30 juillet, 2020Pendant plusieurs années, la direction de Shints ETP Garments a établi des relations du travail cordiales avec le syndicat qui organise les travailleurs dans son usine implantée dans le parc industriel Bole Lemi, à Addis-Abeba. Malheureusement, la direction, qui a subi des changements, a commencé à appliquer des mesures antisyndicales faisant reculer les acquis.

La Fédération industrielle des syndicats des travailleurs du textile, du cuir et de l’habillement (IFTLGWTU), affiliée à IndustriALL Global Union, affirme que la direction de l’entreprise, qui fabrique et exporte des vêtements d’extérieur et de sport dans le cadre de la Loi sur la croissance et les opportunités économiques en Afrique (AGOA, African Growth and Opportunity Act) établie en vertu de la politique commerciale américaine, décourage les travailleurs d’adhérer au syndicat.

Shints, qui emploie 4 414 travailleurs à Bole Lemi, a également cessé de déduire les cotisations syndicales des salaires. Les efforts déployés pour rencontrer la direction, réfractaire à régler les questions soulevées par le syndicat, n’ont pas abouti. Selon IFTLGWTU, Shints prétend faussement qu’elle est la seule entreprise située dans la zone industrielle autorisant les syndicats à recruter et à organiser. Mais leurs actions montrent le contraire.

 

Le syndicat craint que la campagne antisyndicale ne soit responsable d’une perte des adhésions, qui sont passés de 3 800 à 2 500. Il se dit également préoccupé par la situation en matière de santé et de sécurité, y compris au niveau des mesures de prévention mises en place pour lutter contre la COVID-19, par suite de la mise en quarantaine de 60 travailleurs testés positifs à la maladie.

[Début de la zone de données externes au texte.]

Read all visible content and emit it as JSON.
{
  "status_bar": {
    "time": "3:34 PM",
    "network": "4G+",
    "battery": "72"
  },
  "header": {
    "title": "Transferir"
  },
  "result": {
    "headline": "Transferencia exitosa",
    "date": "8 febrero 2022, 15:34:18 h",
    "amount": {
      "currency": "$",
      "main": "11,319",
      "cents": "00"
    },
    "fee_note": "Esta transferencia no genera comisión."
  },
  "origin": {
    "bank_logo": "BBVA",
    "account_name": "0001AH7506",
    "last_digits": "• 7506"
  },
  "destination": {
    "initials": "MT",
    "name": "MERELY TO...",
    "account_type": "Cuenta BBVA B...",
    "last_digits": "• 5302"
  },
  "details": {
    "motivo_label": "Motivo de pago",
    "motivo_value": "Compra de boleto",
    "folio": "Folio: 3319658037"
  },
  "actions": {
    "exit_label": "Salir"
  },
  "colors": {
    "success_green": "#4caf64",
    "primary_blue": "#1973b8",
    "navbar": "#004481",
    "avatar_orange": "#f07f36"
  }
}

Angesome Geberyohannes, président d’IFTLGWTU, qui est consterné par ce qui se passe, a indiqué:

"Vers la mi-2019, les choses ont commencé à aller mal. L’environnement favorable a été remplacé par un climat d’hostilité et la suppression des droits syndicaux et des travailleurs. Certains dirigeants syndicaux dynamiques ont été obligés de démissionner de leurs postes syndicaux, et il est maintenant difficile de les remplacer parce que les réunions sont interdites par la direction. Cela affaiblit le syndicat. En ce qui concerne la COVID-19, l’entreprise doit appliquer strictement les règles pour empêcher la propagation dans l’usine."

Valter Sanches, Secrétaire général d’IndustriALL, a écrit au PDG de la société mère, Shin Textile Solutions, dont le siège est en Corée, pour condamner le démantèlement syndical.

"Il est inacceptable que la direction de Shints viole les droits des travailleurs qui sont protégés par la constitution éthiopienne et le droit national du travail. Ces droits sont également protégés par la Convention n° 87 de l’Organisation internationale du Travail sur la liberté syndicale et la protection du droit syndical, ainsi que la Convention n° 98 sur le droit d’organisation et de négociation collective. Nous demandons à la direction de cesser de revenir sur les acquis et de permettre au syndicat de fonctionner comme auparavant."